Save — Save the automation and test it with a real record to confirm the response is being written correctly.

Keep in Mind

This action only works with images stored in an Image or File field inside Jestor — you cannot pass an external URL as the image source.
If the selected field is a File field, only the first file will be sent, regardless of how many files are attached.
The action does not return structured data by default — the response is plain text. If you need structured output (like JSON), you must prompt the model explicitly to return that format and parse it in a subsequent step.
Gemini cannot perform actions inside Jestor — it only reads the image and prompt and returns a text response. Any update to records must be handled by the automation itself.
This action consumes tokens on every run. High-volume automations can impact your usage quota.
The Google connection is per workspace, not per automation. Changing or revoking the connection will affect all automations using it.
Temperature, topP, topK, and Stop sequences affect model behavior but do not guarantee a specific output format or length.
This action does not support audio, video, or multi-page PDFs as the image input — only image files.

FAQ

1 — What is the difference between this action and the standard "Send a prompt" Gemini action?

The standard action sends only a text prompt to Gemini. This action also sends an image alongside the prompt, allowing the model to analyze visual content and incorporate it into the response.

2 — Can I use a URL instead of a field to provide the image?

No. The image must come from an Image or File field inside Jestor. External URLs are not supported as the image source.

3 — What happens if the File field has more than one file attached?
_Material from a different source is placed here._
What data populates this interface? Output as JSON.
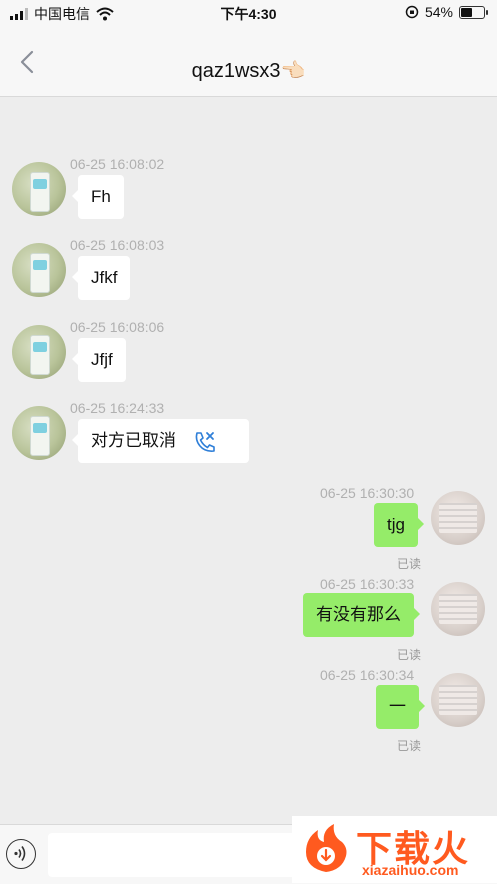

Only the first file in the field will be sent to Gemini. The remaining files are ignored by this action.

4 — Can I use this action to extract text from a scanned document or receipt?

Yes. You can write a prompt instructing Gemini to read and extract specific information from the image, such as totals, dates, or names. The response will be saved as plain text in the chosen field.

5 — Does changing the Temperature or topP affect the reliability of the response?

Yes. Higher Temperature values make the output more varied and less predictable. For tasks that require consistent or structured responses — like data extraction — keep Temperature low (close to 0.0) and leave topP and topK at their defaults unless you have a specific reason to adjust them.